If the physical condition of school children is our best index to community health, who is to read the index? Unless the story is told in a language that does not require a secret code or cipher, unless some one besides the physician can read it, we shall be a very long time learning the health needs of even our largest cities, and until doomsday learning the health needs of small towns and rural districts. Fortunately the more important signs can be easily read by the average parent or teacher. Fortunately, too, it is easy to persuade mothers and teachers that they can lighten their own labors, add to their efficiency, and help their children by being on the watch for mouth breathing, for strained, crossed, or inflamed eyes, for decaying teeth, for nervousness and sluggishness. Years ago, when I taught school in a Minnesota village, I had never heard of adenoids, hypertrophied tonsils, myopia, hypermetropia, or the relation of these defects and of neglected teeth to malnutrition, truancy, sickness, and dullness. I now see how I could have saved myself several failures, the taxpayers a great deal of money, the parents a great deal of disappointment, and many children a life of inefficiency, had I known what it is easy for all teachers and parents to learn to-day.

Mouth Breathers Before "Adenoid Party"

The features in the following cut are familiar to teachers the world over. Parents may reconcile themselves to such lips, eyes, and mouths, but seldom do even neglectful parents fail to notice "mouth breathing." Children afflicted by such features suffer torment from playfellows whose scornful epithets are echoed by the looking-glass. No fashion plate ever portrays such faces. No athlete, thinker, or hero looks out from printed page with such clouded, listless eyes. The more wonder, therefore, that the meaning of these outward signs has not been appreciated and their causes removed; conclusive reason, also, for not being misled by recent talk of mouth breathing, adenoids, and enlarged tonsils, into the belief that the race is physically deteriorating. Three generations ago Charles Dickens in his Uncommercial Traveller pointed out a relation between open mouths and backwardness and delinquency that would have saved millions of dollars and millions of life failures had the civilized world listened. He was speaking of delinquent girls from seventeen to twenty years old in Wapping Workhouse: "I have never yet ascertained why a refractory habit should affect the tonsils and the uvula; but I have always observed that refractories of both sexes and every grade, between a Ragged School and the Old Bailey, have one voice, in which the tonsils and uvula gain a diseased ascendency."
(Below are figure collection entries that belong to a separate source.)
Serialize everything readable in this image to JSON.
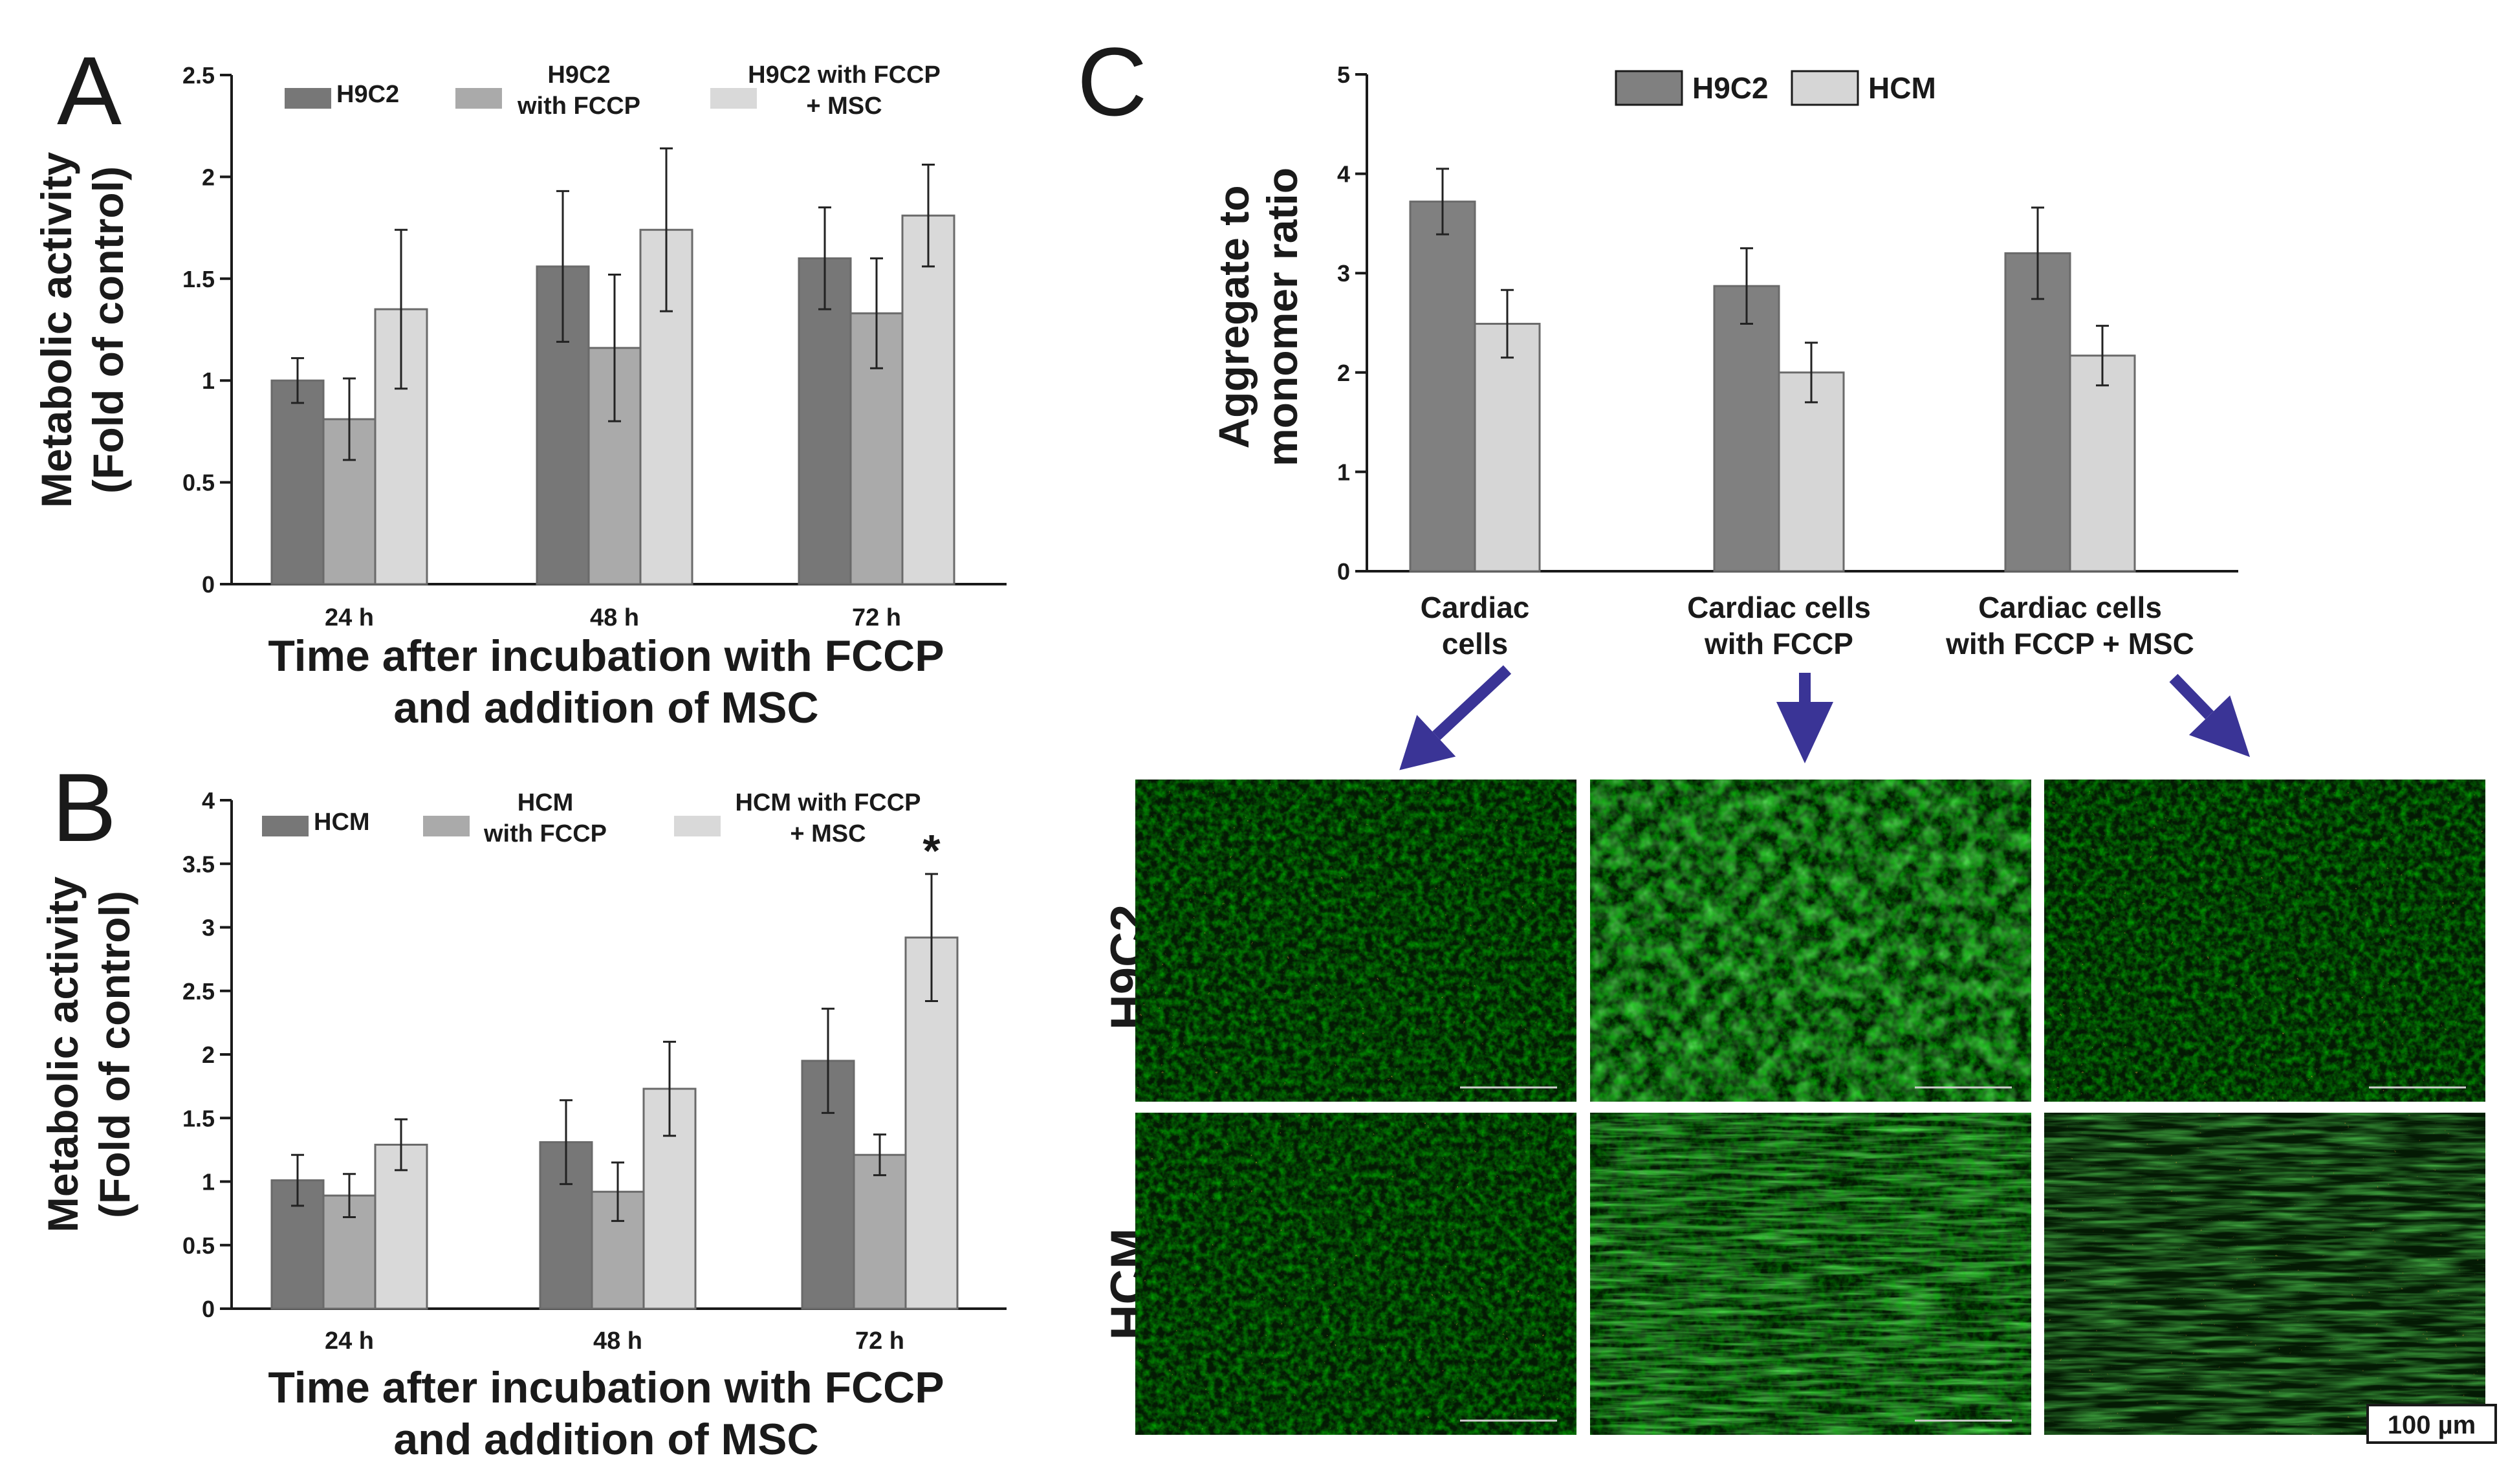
{
  "panels": {
    "a": "A",
    "b": "B",
    "c": "C"
  },
  "colors": {
    "series1": "#777777",
    "series2": "#aaaaaa",
    "series3": "#d9d9d9",
    "h9c2_c": "#808080",
    "hcm_c": "#d6d6d6",
    "arrow": "#3a3496"
  },
  "chart_data": [
    {
      "id": "A",
      "type": "bar",
      "title": "",
      "categories": [
        "24 h",
        "48 h",
        "72 h"
      ],
      "xlabel": [
        "Time after incubation with FCCP",
        "and addition of MSC"
      ],
      "ylabel": [
        "Metabolic activity",
        "(Fold of control)"
      ],
      "ylim": [
        0,
        2.5
      ],
      "yticks": [
        0,
        0.5,
        1,
        1.5,
        2,
        2.5
      ],
      "ytick_labels": [
        "0",
        "0.5",
        "1",
        "1.5",
        "2",
        "2.5"
      ],
      "legend_position": "top",
      "series": [
        {
          "name": [
            "H9C2"
          ],
          "values": [
            1.0,
            1.56,
            1.6
          ],
          "errors": [
            0.11,
            0.37,
            0.25
          ]
        },
        {
          "name": [
            "H9C2",
            "with FCCP"
          ],
          "values": [
            0.81,
            1.16,
            1.33
          ],
          "errors": [
            0.2,
            0.36,
            0.27
          ]
        },
        {
          "name": [
            "H9C2 with FCCP",
            "+ MSC"
          ],
          "values": [
            1.35,
            1.74,
            1.81
          ],
          "errors": [
            0.39,
            0.4,
            0.25
          ]
        }
      ],
      "annotations": []
    },
    {
      "id": "B",
      "type": "bar",
      "title": "",
      "categories": [
        "24 h",
        "48 h",
        "72 h"
      ],
      "xlabel": [
        "Time after incubation with FCCP",
        "and addition of MSC"
      ],
      "ylabel": [
        "Metabolic activity",
        "(Fold of control)"
      ],
      "ylim": [
        0,
        4
      ],
      "yticks": [
        0,
        0.5,
        1,
        1.5,
        2,
        2.5,
        3,
        3.5,
        4
      ],
      "ytick_labels": [
        "0",
        "0.5",
        "1",
        "1.5",
        "2",
        "2.5",
        "3",
        "3.5",
        "4"
      ],
      "legend_position": "top",
      "series": [
        {
          "name": [
            "HCM"
          ],
          "values": [
            1.01,
            1.31,
            1.95
          ],
          "errors": [
            0.2,
            0.33,
            0.41
          ]
        },
        {
          "name": [
            "HCM",
            "with FCCP"
          ],
          "values": [
            0.89,
            0.92,
            1.21
          ],
          "errors": [
            0.17,
            0.23,
            0.16
          ]
        },
        {
          "name": [
            "HCM with FCCP",
            "+ MSC"
          ],
          "values": [
            1.29,
            1.73,
            2.92
          ],
          "errors": [
            0.2,
            0.37,
            0.5
          ]
        }
      ],
      "annotations": [
        {
          "text": "*",
          "category": 2,
          "series": 2
        }
      ]
    },
    {
      "id": "C",
      "type": "bar",
      "title": "",
      "categories": [
        [
          "Cardiac",
          "cells"
        ],
        [
          "Cardiac cells",
          "with FCCP"
        ],
        [
          "Cardiac cells",
          "with FCCP + MSC"
        ]
      ],
      "xlabel": "",
      "ylabel": [
        "Aggregate to",
        "monomer ratio"
      ],
      "ylim": [
        0,
        5
      ],
      "yticks": [
        0,
        1,
        2,
        3,
        4,
        5
      ],
      "ytick_labels": [
        "0",
        "1",
        "2",
        "3",
        "4",
        "5"
      ],
      "legend_position": "top",
      "series": [
        {
          "name": [
            "H9C2"
          ],
          "values": [
            3.72,
            2.87,
            3.2
          ],
          "errors": [
            0.33,
            0.38,
            0.46
          ]
        },
        {
          "name": [
            "HCM"
          ],
          "values": [
            2.49,
            2.0,
            2.17
          ],
          "errors": [
            0.34,
            0.3,
            0.3
          ]
        }
      ],
      "annotations": []
    }
  ],
  "micrographs": {
    "rows": [
      "H9C2",
      "HCM"
    ],
    "scale_bar": "100 µm"
  }
}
To-day we are just beginning to see over again the connection between inability to breathe through the nose and inability to see clearly right from wrong and inability to want to do what teachers and parents wish. Physical examinations show now, and might just as well have shown fifty years ago, that the great majority of truants and juvenile offenders have adenoids and enlarged tonsils. A recent examination made by the New York board of health on 150 children in one school made up from the truant school, the juvenile court, and Randall's Island, showed that only three were without some physical defect and that 137 had adenoids and large tonsils. Dickens wrote his observations in 1860; in 1854 the New York Juvenile Asylum was started, and up to 1908 cared for 40,000 children; in 1860 William Meyer pointed out, so that no one need misunderstand, the harmful effects of adenoids. What would have been the story of juvenile waywardness, of sickness, of educational advancement, had examinations for defective breathing been started in 1853 or 1860 instead of 1905; if one per cent of the attention that has been given to teaching mouth breathers the ten commandments had been spent on removing the nasal obstructions to intelligence?